Derek, Grabbing a Web page and import it into Excel - My suggested approach uses
the following tools:

1. An offline browser to fetch the web page and store it. I use Surfbot, but I think that
routines are available in perl. Surflogic's web site is surflogic.com. You
can download an evaluation copy of Surfbot which will do the job. I use Surfbot 2.02.
They have a new release (3.0) which may have more features.

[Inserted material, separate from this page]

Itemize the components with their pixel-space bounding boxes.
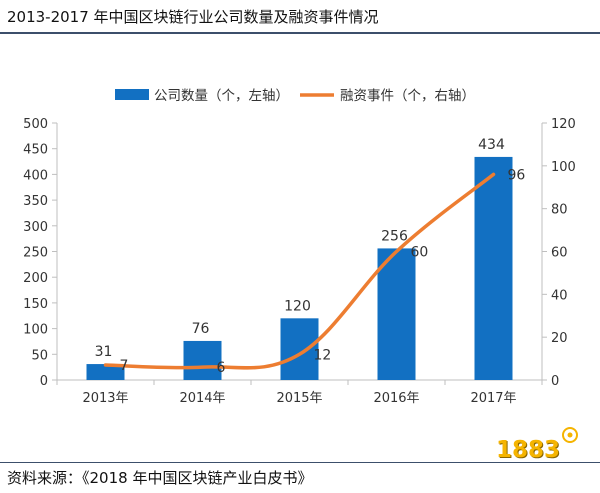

2. A perl script to parse the html fetched, and extract the numbers into a text file
(either delimited or fixed column format). Perl 5.0 is available free for Windows95.
Details on how to download it were posted in the QuotesPlus thread.

3. A macro (part of an Excel spreadsheet) to read the text file into a worksheet
where you can do additional work. The macro will simply read the text file into a
worksheet. It can be created with the record macro facility in Excel. You may want
to add the Macro to the "Tools" dropdown menu in the spreadsheet for convenience

4. WinBatch to automate these steps. This is a bit complex, but really only runs these
3 steps sequentially to save you having to do it manually.

I use this process to collect data from stock quote sites and analyze for hedging
opportunities.

Regards,

Paul


FYI.... Winbatch can do the function of number #1 very nicely. I use
the HttpRecvFile command get the QP Data from their web page
and turn it into a file works well. They also have some additional
string functions on their page but still seems to lack the regular
expression capabilities of unix tools like awk,ksh, and perl.